Based on the success of Peter Grimes Goodall was given four performances of Die Walküre on tour. The first was in the suburbs of London, and a glowing review from a young Andrew Porter in Opera magazine started Goodall on the path to being recognised as a Wagner specialist. But despite this acclaim he languished at Covent Garden for more than a decade coaching and occasionally conducting, and spending his holidays at the Festspielhaus in Bayreuth .
It was not until 1968 that Goodall really achieved recognition as a conductor of Wagner. The breakthrough came when a centenary production of The Mastersingers in English by Sadlers Wells Opera was rapturously received by the critics. The legendary English National Opera Ring Cycle of 1973, together with the EMI recordings completed in 1977, finally confirmed Goodall’s reputation as one of the greatest living interpreters of Wagner. Tristan followed in 1979 with Welsh National Opera, and with English National Opera in 1981. My photo above shows Goodall taking a curtain call at the 1973 Ring with Rita Hunter (Brunnhilde) and Alberto Remedios (Siegfried). Goodall’s stature was recognised in 1985 when he was knighted for services to music.
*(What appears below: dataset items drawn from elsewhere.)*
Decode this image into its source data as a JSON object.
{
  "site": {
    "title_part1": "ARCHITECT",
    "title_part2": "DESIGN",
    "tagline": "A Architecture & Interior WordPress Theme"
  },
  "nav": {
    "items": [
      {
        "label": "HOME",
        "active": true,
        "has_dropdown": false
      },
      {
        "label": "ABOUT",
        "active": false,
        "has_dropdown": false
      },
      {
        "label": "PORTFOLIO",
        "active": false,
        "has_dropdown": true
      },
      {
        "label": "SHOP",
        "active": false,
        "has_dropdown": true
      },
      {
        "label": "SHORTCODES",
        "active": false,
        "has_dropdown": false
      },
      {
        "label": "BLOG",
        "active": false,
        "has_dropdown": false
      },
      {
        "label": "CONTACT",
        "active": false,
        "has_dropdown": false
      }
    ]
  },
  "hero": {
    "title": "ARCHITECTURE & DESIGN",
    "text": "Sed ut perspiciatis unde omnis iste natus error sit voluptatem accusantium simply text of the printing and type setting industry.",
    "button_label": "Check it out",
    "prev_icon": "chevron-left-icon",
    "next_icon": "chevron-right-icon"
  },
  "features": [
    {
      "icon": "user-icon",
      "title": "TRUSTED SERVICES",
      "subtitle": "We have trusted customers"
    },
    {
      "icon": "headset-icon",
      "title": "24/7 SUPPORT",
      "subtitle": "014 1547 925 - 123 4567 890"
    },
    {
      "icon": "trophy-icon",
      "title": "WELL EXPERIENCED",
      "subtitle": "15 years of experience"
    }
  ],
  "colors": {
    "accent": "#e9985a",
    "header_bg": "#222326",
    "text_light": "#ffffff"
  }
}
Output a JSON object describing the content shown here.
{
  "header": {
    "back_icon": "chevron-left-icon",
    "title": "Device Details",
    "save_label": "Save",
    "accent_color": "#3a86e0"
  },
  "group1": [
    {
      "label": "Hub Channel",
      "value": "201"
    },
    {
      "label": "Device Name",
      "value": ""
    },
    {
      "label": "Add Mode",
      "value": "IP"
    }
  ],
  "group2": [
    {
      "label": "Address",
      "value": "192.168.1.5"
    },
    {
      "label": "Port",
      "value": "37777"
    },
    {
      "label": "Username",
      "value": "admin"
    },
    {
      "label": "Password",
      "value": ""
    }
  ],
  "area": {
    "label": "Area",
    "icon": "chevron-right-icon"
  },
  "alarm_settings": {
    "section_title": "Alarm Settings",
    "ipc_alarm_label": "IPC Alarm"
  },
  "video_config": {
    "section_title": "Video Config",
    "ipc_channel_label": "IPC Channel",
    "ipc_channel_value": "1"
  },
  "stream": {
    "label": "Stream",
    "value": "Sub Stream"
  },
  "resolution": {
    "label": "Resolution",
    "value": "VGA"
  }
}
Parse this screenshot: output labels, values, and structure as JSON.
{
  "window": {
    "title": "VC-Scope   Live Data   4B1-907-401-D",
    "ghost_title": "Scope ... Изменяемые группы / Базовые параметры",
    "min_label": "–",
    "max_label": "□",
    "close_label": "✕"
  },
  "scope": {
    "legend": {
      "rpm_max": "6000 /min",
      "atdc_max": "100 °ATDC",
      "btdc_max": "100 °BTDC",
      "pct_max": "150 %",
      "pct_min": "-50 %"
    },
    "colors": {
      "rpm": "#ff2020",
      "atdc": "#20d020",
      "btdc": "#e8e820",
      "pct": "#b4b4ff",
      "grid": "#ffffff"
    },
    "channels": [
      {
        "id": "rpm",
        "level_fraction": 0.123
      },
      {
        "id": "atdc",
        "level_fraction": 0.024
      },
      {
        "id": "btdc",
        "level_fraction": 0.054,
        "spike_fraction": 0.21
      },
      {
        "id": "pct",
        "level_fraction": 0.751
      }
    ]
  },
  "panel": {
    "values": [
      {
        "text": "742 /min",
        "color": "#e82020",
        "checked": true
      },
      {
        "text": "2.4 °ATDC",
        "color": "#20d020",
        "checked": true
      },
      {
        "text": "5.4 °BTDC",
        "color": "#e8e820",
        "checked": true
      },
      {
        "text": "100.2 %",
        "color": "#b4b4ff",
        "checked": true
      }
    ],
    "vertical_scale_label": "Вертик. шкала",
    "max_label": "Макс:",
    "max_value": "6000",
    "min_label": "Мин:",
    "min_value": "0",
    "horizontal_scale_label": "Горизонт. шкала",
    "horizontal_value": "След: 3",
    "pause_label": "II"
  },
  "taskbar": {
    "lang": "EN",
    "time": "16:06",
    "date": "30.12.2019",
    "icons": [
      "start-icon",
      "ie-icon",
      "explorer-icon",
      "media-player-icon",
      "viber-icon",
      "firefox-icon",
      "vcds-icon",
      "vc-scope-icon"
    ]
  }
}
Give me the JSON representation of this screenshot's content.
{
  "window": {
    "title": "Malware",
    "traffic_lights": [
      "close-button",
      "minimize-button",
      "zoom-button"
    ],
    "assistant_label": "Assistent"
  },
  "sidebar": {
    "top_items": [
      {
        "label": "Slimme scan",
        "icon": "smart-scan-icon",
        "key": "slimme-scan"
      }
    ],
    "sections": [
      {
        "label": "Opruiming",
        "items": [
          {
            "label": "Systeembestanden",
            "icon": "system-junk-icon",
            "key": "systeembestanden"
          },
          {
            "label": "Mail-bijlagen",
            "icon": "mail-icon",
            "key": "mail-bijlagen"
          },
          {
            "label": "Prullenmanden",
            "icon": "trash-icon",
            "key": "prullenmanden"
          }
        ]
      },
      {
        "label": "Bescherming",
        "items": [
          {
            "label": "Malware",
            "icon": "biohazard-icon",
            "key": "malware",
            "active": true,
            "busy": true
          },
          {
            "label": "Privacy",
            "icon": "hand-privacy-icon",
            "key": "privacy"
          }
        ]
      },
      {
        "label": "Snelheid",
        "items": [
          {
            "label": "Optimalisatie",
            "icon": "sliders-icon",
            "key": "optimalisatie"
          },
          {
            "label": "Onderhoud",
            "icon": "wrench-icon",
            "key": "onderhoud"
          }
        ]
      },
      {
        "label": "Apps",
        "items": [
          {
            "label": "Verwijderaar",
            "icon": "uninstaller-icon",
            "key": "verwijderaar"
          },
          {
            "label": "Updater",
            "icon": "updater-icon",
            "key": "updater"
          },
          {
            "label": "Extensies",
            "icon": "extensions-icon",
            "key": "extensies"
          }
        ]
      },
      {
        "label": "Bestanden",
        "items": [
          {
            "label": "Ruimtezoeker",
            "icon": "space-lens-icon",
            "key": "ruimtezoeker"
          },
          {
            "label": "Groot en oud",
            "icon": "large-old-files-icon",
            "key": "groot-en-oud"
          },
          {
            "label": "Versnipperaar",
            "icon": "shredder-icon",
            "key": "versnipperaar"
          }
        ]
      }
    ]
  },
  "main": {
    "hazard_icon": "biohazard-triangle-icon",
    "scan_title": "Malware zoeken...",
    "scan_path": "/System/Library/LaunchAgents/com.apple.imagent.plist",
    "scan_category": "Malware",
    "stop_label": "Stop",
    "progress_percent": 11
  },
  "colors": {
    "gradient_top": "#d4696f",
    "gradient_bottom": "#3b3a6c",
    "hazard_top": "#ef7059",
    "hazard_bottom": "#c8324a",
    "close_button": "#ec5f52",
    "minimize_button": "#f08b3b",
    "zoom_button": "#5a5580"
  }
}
On 4 April 1986 Sir Reginald conducted Parsifal for English National Opera. Earlier in the day he had been upset by the news of the death of Peter Pears, and the last act of Goodall’s life started to unfold. That Coliseum Parsifal was the last full length opera that Goodall conducted. As described at the beginning of this article he went on perform Act 3 of Parsifal at the Proms the following year, a concert staging that marked the end of Goodall’s career. He lived for four more years in declining health, and Reginald Goodall, the holy fool, died on 5 May 1990 at the age of eighty-eight.
Conductors are notorious for their political naivety. But hopefully Goodall will be remembered not for his foolish politics, but for a recorded legacy which is infused with humanity. His Wagner discs are best known, but his Bruckner and Britten are also essential listening.
* We are very fortunate to have an excellent biography of Goodall, from which this articles draws with full acknowledgement, and from which the accompanying photos are reproduced for review purposes. Reggie, the Life of Reginald Goodall by John Lucas (Julia MacRae Books ISBN 1856810518) is a model musical biography — well researched, objective, and very readable. The 1993 book is now, sadly, out of print, but is relatively easy to find from book dealers.